- Origin: Split, Croatia
- Genres: Rock; pop rock;
- Years active: 2017–present
- Label: Croatia Records
- Members: Josip Senta; Marko Komić; Petar Senta; Antonio Komić;

= The Splitters =

Croatian band

The Splitters is a Croatian rock band composed of four members: Josip Senta, Marko Komić, Petar Senta and Antonio Komić.

==History==
The Splitters were formed in 2017 in Split, Croatia. They started performing their original songs at various festivals such as the ST@rt festival in Split and the West Herzegowina Festival in Široki Brijeg. The band's debut album Love Sucks was released on 7 April 2018. It was only available via SoundCloud and contained English language songs.

In early 2019 the band signed a record deal with Croatia Records and since then they have been writing Croatian language songs. Their second studio album and first to be recorded in Croatian, Izvedi me van, was released on 2 July 2020.

At the 69th edition of the Zagreb Festival in 2022 they performed the song "Izgubljeni grad". The Splitters were one of the 18 participants in Dora 2023, the national contest in Croatia to select the country's Eurovision Song Contest 2023 entry, coming fourth with the song "Lost and Found". The band was among the 24 participants in Dora 2024 with the song "Od kad te sanjam"; they did not qualify for the final.

==Band members==
All members have been the same since the band formed in 2017.

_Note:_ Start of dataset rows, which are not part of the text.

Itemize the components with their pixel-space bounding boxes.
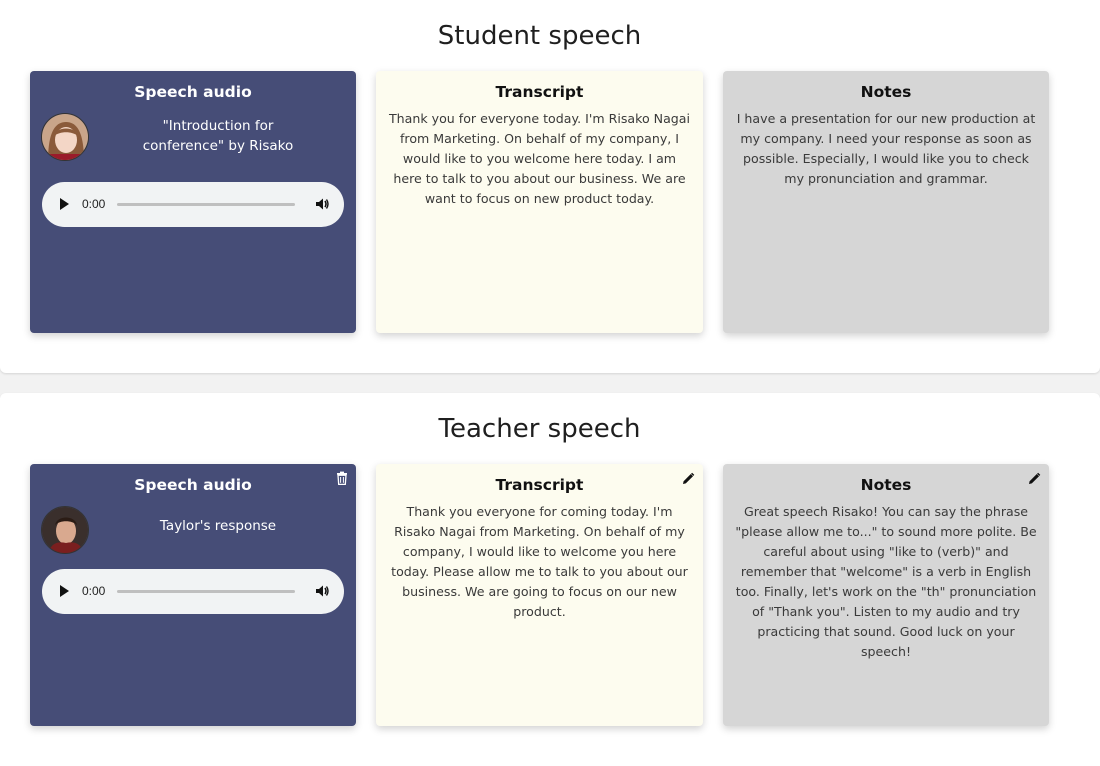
section-title: Student speech: [437, 21, 642, 51]
avatar: [41, 506, 89, 554]
play-icon[interactable]: [60, 198, 69, 210]
notes-card: Notes I have a presentation for our new …: [723, 71, 1049, 333]
card-title: Speech audio: [134, 83, 252, 101]
student-speech-section: Student speech Speech audio "Introductio…: [0, 0, 1100, 373]
audio-progress-track[interactable]: [117, 203, 295, 206]
audio-progress-track[interactable]: [117, 590, 295, 593]
volume-icon[interactable]: [314, 196, 330, 212]
transcript-text: Thank you everyone for coming today. I'm…: [391, 504, 688, 619]
speech-audio-card: Speech audio Taylor's response 0:00: [30, 464, 356, 726]
card-title: Speech audio: [134, 476, 252, 494]
trash-icon[interactable]: [335, 471, 349, 485]
audio-time: 0:00: [82, 197, 106, 211]
card-title: Transcript: [495, 83, 584, 101]
volume-icon[interactable]: [314, 583, 330, 599]
avatar: [41, 113, 89, 161]
audio-time: 0:00: [82, 584, 106, 598]
audio-caption: "Introduction for conference" by Risako: [142, 118, 294, 154]
audio-player[interactable]: 0:00: [42, 569, 344, 614]
transcript-text: Thank you for everyone today. I'm Risako…: [388, 111, 691, 206]
speech-audio-card: Speech audio "Introduction for conferenc…: [30, 71, 356, 333]
play-icon[interactable]: [60, 585, 69, 597]
card-title: Notes: [860, 476, 912, 494]
audio-player[interactable]: 0:00: [42, 182, 344, 227]
pencil-icon[interactable]: [1027, 472, 1041, 486]
card-title: Transcript: [495, 476, 584, 494]
audio-caption: Taylor's response: [159, 518, 277, 534]
transcript-card: Transcript Thank you everyone for coming…: [376, 464, 703, 726]
notes-card: Notes Great speech Risako! You can say t…: [723, 464, 1049, 726]
teacher-speech-section: Teacher speech Speech audio Taylor's res…: [0, 393, 1100, 766]
card-title: Notes: [860, 83, 912, 101]
section-title: Teacher speech: [438, 414, 641, 444]
pencil-icon[interactable]: [681, 472, 695, 486]
notes-text: I have a presentation for our new produc…: [736, 111, 1036, 186]
notes-text: Great speech Risako! You can say the phr…: [735, 504, 1037, 659]
transcript-card: Transcript Thank you for everyone today.…: [376, 71, 703, 333]
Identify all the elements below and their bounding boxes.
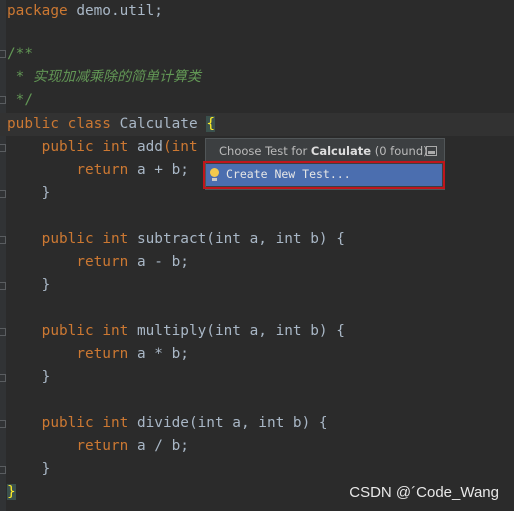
fold-icon[interactable] [0, 466, 6, 474]
code-line-return[interactable]: return a - b; [7, 251, 189, 274]
code-line-class-decl[interactable]: public class Calculate { [0, 113, 514, 136]
code-line-close[interactable]: } [7, 182, 51, 205]
code-line-return[interactable]: return a + b; [7, 159, 189, 182]
code-line-method-subtract[interactable]: public int subtract(int a, int b) { [7, 228, 345, 251]
code-line-doc-text[interactable]: * 实现加减乘除的简单计算类 [7, 66, 201, 89]
fold-icon[interactable] [0, 282, 6, 290]
fold-icon[interactable] [0, 328, 6, 336]
watermark: CSDN @´Code_Wang [349, 484, 499, 501]
code-line-method-divide[interactable]: public int divide(int a, int b) { [7, 412, 328, 435]
fold-icon[interactable] [0, 374, 6, 382]
code-line-doc-open[interactable]: /** [7, 43, 33, 66]
code-line-close[interactable]: } [7, 366, 51, 389]
code-line-doc-close[interactable]: */ [7, 89, 33, 112]
fold-icon[interactable] [0, 420, 6, 428]
code-line-return[interactable]: return a / b; [7, 435, 189, 458]
code-line-return[interactable]: return a * b; [7, 343, 189, 366]
code-line-package[interactable]: package demo.util; [7, 0, 163, 23]
code-line-method-multiply[interactable]: public int multiply(int a, int b) { [7, 320, 345, 343]
fold-icon[interactable] [0, 236, 6, 244]
fold-icon[interactable] [0, 50, 6, 58]
popup-title: Choose Test for Calculate (0 found) [219, 144, 428, 158]
code-line-method-add[interactable]: public int add(int [7, 136, 198, 159]
code-line-class-close[interactable]: } [7, 481, 16, 504]
fold-icon[interactable] [0, 96, 6, 104]
fold-icon[interactable] [0, 190, 6, 198]
annotation-highlight-box [203, 161, 445, 189]
pin-window-icon[interactable] [426, 146, 437, 156]
fold-icon[interactable] [0, 144, 6, 152]
editor-gutter [0, 0, 6, 511]
code-line-close[interactable]: } [7, 458, 51, 481]
code-line-close[interactable]: } [7, 274, 51, 297]
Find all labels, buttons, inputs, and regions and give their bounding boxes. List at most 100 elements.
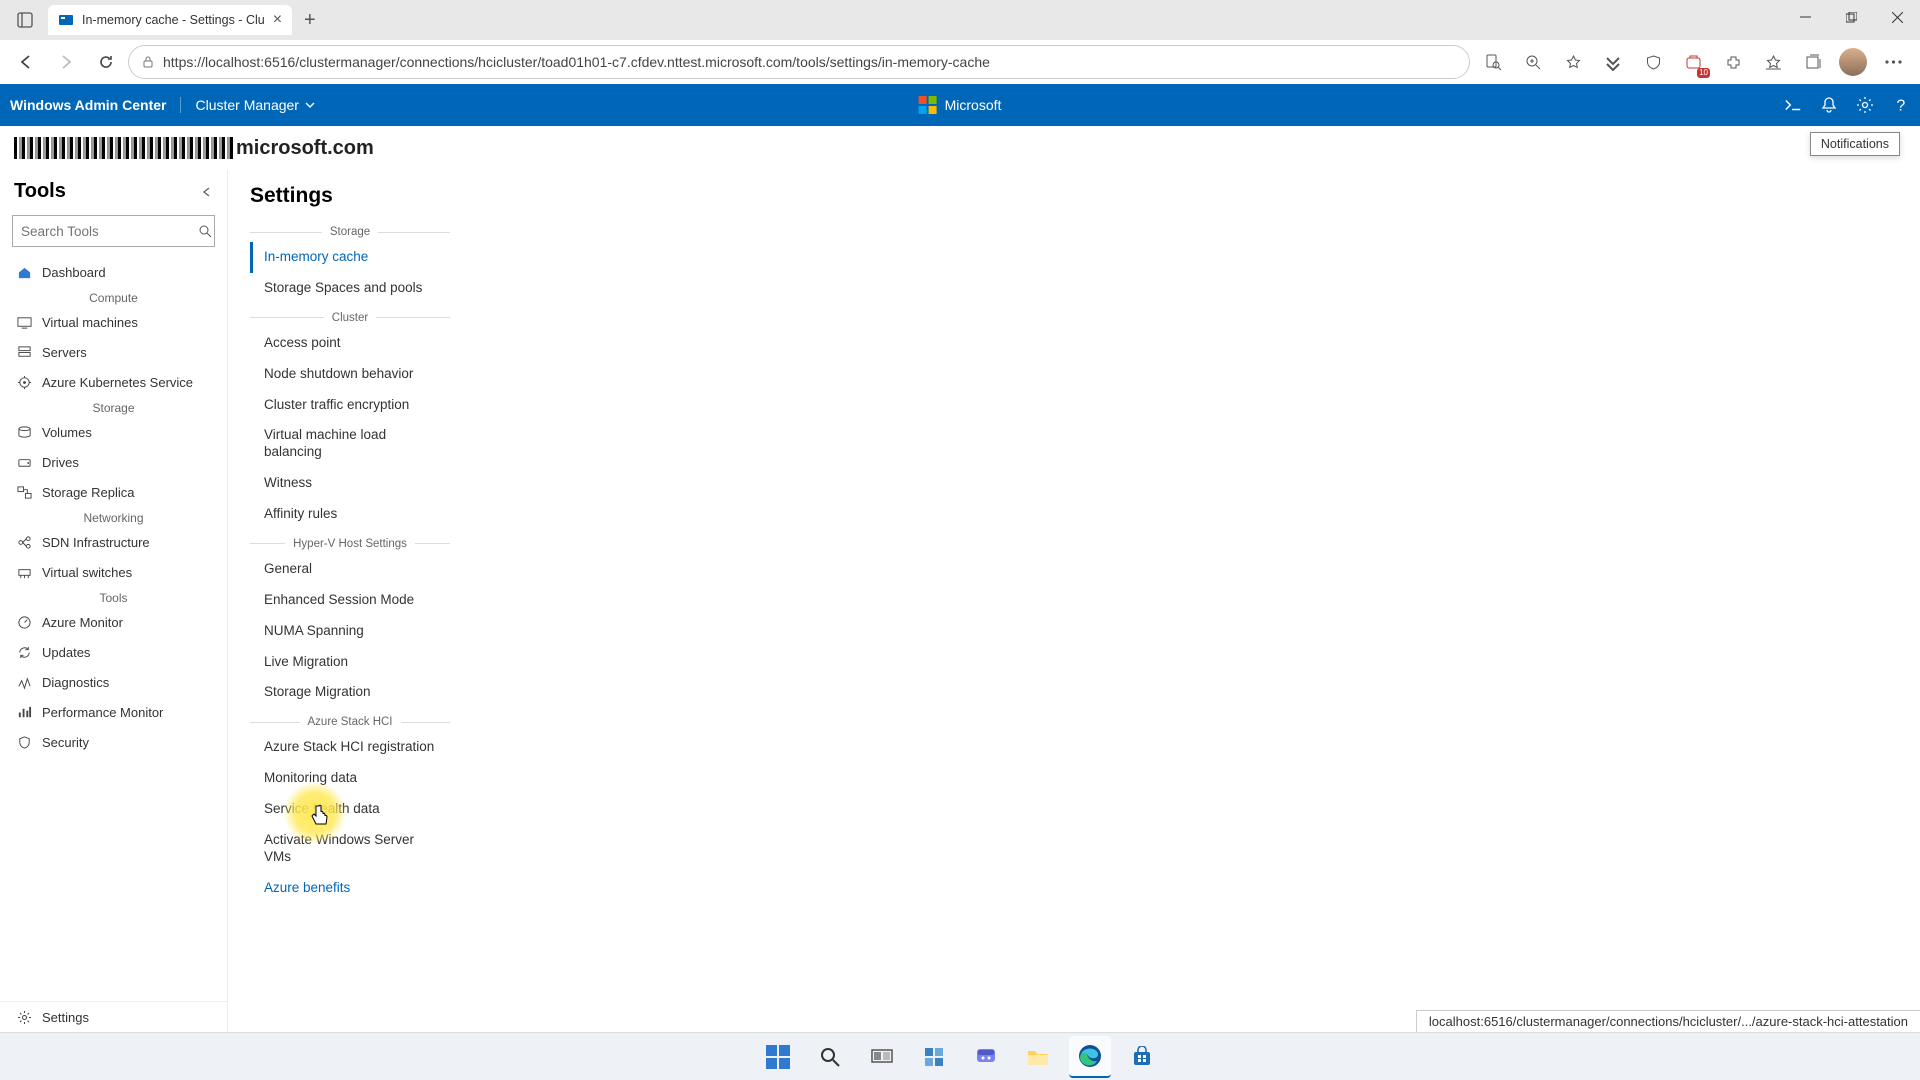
new-tab-button[interactable]: +: [296, 9, 324, 32]
collections2-button[interactable]: [1794, 44, 1832, 80]
notifications-button[interactable]: [1820, 96, 1838, 114]
settings-item-enhanced-session-mode[interactable]: Enhanced Session Mode: [250, 585, 450, 616]
main-area: Tools DashboardComputeVirtual machinesSe…: [0, 170, 1920, 1032]
settings-item-in-memory-cache[interactable]: In-memory cache: [250, 242, 450, 273]
extensions-button[interactable]: [1714, 44, 1752, 80]
tab-title: In-memory cache - Settings - Clu: [82, 13, 265, 27]
tool-item-label: Virtual switches: [42, 565, 132, 580]
search-button[interactable]: [809, 1036, 851, 1078]
tools-title: Tools: [14, 180, 66, 203]
tool-item-performance-monitor[interactable]: Performance Monitor: [0, 697, 227, 727]
refresh-button[interactable]: [88, 44, 124, 80]
shield-button[interactable]: [1634, 44, 1672, 80]
tools-settings-label: Settings: [42, 1010, 89, 1025]
settings-item-storage-spaces-and-pools[interactable]: Storage Spaces and pools: [250, 273, 450, 304]
address-bar: https://localhost:6516/clustermanager/co…: [0, 40, 1920, 84]
help-button[interactable]: ?: [1892, 96, 1910, 114]
vm-icon: [16, 314, 32, 330]
collections-button[interactable]: 10: [1674, 44, 1712, 80]
back-button[interactable]: [8, 44, 44, 80]
settings-button[interactable]: [1856, 96, 1874, 114]
tool-item-drives[interactable]: Drives: [0, 447, 227, 477]
replica-icon: [16, 484, 32, 500]
settings-item-numa-spanning[interactable]: NUMA Spanning: [250, 616, 450, 647]
settings-item-storage-migration[interactable]: Storage Migration: [250, 677, 450, 708]
wac-scope-dropdown[interactable]: Cluster Manager: [181, 97, 315, 113]
drive-icon: [16, 454, 32, 470]
settings-item-cluster-traffic-encryption[interactable]: Cluster traffic encryption: [250, 390, 450, 421]
tools-settings-item[interactable]: Settings: [0, 1001, 227, 1032]
extensions-overflow-button[interactable]: [1594, 44, 1632, 80]
task-view-button[interactable]: [861, 1036, 903, 1078]
tool-item-security[interactable]: Security: [0, 727, 227, 757]
collections-badge: 10: [1697, 68, 1710, 78]
tool-item-label: Diagnostics: [42, 675, 109, 690]
settings-item-service-health-data[interactable]: Service health data: [250, 794, 450, 825]
window-controls: [1782, 0, 1920, 34]
start-button[interactable]: [757, 1036, 799, 1078]
settings-item-monitoring-data[interactable]: Monitoring data: [250, 763, 450, 794]
settings-item-witness[interactable]: Witness: [250, 468, 450, 499]
security-icon: [16, 734, 32, 750]
tool-item-label: Volumes: [42, 425, 92, 440]
tool-item-diagnostics[interactable]: Diagnostics: [0, 667, 227, 697]
tools-search-box[interactable]: [12, 215, 215, 247]
aks-icon: [16, 374, 32, 390]
tools-search-input[interactable]: [21, 224, 198, 239]
search-in-page-button[interactable]: [1474, 44, 1512, 80]
tool-item-azure-kubernetes-service[interactable]: Azure Kubernetes Service: [0, 367, 227, 397]
console-button[interactable]: [1784, 96, 1802, 114]
volume-icon: [16, 424, 32, 440]
favorite-button[interactable]: [1554, 44, 1592, 80]
tool-item-volumes[interactable]: Volumes: [0, 417, 227, 447]
settings-item-access-point[interactable]: Access point: [250, 328, 450, 359]
tool-item-dashboard[interactable]: Dashboard: [0, 257, 227, 287]
wac-brand[interactable]: Windows Admin Center: [10, 97, 181, 113]
collapse-pane-button[interactable]: [201, 186, 213, 198]
edge-button[interactable]: [1069, 1036, 1111, 1078]
avatar-icon: [1839, 48, 1867, 76]
settings-item-general[interactable]: General: [250, 554, 450, 585]
file-explorer-button[interactable]: [1017, 1036, 1059, 1078]
tool-item-updates[interactable]: Updates: [0, 637, 227, 667]
window-restore-button[interactable]: [1828, 0, 1874, 34]
cluster-name-row: microsoft.com: [0, 126, 1920, 170]
tool-item-servers[interactable]: Servers: [0, 337, 227, 367]
chat-button[interactable]: [965, 1036, 1007, 1078]
tool-item-label: Azure Kubernetes Service: [42, 375, 193, 390]
settings-item-live-migration[interactable]: Live Migration: [250, 647, 450, 678]
tools-list: DashboardComputeVirtual machinesServersA…: [0, 257, 227, 757]
tool-item-azure-monitor[interactable]: Azure Monitor: [0, 607, 227, 637]
url-input[interactable]: https://localhost:6516/clustermanager/co…: [128, 45, 1470, 79]
settings-item-activate-windows-server-vms[interactable]: Activate Windows Server VMs: [250, 825, 450, 873]
zoom-button[interactable]: [1514, 44, 1552, 80]
forward-button[interactable]: [48, 44, 84, 80]
settings-item-virtual-machine-load-balancing[interactable]: Virtual machine load balancing: [250, 420, 450, 468]
settings-item-azure-benefits[interactable]: Azure benefits: [250, 873, 450, 904]
tool-item-sdn-infrastructure[interactable]: SDN Infrastructure: [0, 527, 227, 557]
profile-button[interactable]: [1834, 44, 1872, 80]
tab-actions-button[interactable]: [6, 1, 44, 39]
tool-item-virtual-machines[interactable]: Virtual machines: [0, 307, 227, 337]
settings-item-node-shutdown-behavior[interactable]: Node shutdown behavior: [250, 359, 450, 390]
widgets-button[interactable]: [913, 1036, 955, 1078]
tool-item-virtual-switches[interactable]: Virtual switches: [0, 557, 227, 587]
tool-item-storage-replica[interactable]: Storage Replica: [0, 477, 227, 507]
browser-tab-active[interactable]: In-memory cache - Settings - Clu ×: [48, 5, 292, 35]
window-minimize-button[interactable]: [1782, 0, 1828, 34]
settings-item-affinity-rules[interactable]: Affinity rules: [250, 499, 450, 530]
chevron-down-icon: [305, 100, 315, 110]
store-button[interactable]: [1121, 1036, 1163, 1078]
folder-icon: [1026, 1047, 1050, 1067]
search-icon: [198, 224, 212, 238]
tool-item-label: Updates: [42, 645, 90, 660]
more-button[interactable]: [1874, 44, 1912, 80]
settings-group-label: Hyper-V Host Settings: [250, 538, 450, 550]
taskbar: [0, 1032, 1920, 1080]
tab-actions-icon: [17, 12, 33, 28]
tab-close-icon[interactable]: ×: [273, 11, 282, 29]
favorites-bar-button[interactable]: [1754, 44, 1792, 80]
svg-text:?: ?: [1897, 98, 1906, 114]
window-close-button[interactable]: [1874, 0, 1920, 34]
settings-item-azure-stack-hci-registration[interactable]: Azure Stack HCI registration: [250, 732, 450, 763]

- Josip Senta – vocals, bass guitar (2017–present)
- Marko Komić – guitar 2017–present)
- Petar Senta – rhythm guitar, vocals (2017–present)
- Antonio Komić – drums (2017–present)

==Discography==
===Studio albums===

| Title | Details |
|---|---|
| Love Sucks | Released: 7 April 2018; Label: Self-released; Formats: streaming; |
| Izvedi me van | To be released: 2 July 2020; Label: Croatia Records; Formats: CD, digital download, streaming; |

===Singles===

Title: Year; Peak chart positions; Album
CRO
"Oboji me": 2019; —; Izvedi me van
"Život na ekranu": —
"Zauvijek mlad": —
"Nepoznata netko": 2020; —
"Lollipop": —
"Barbara": 2021; —; Non-album single
"Nitko kao mi": —
"Emocionalna pornografija": 2022; —
"Izgubljeni gradi": 36
"Role filmova": —
"Lost And Found": 2023; —
"Svjetlost": 17
"—" denotes releases that did not chart or were not released in that territory.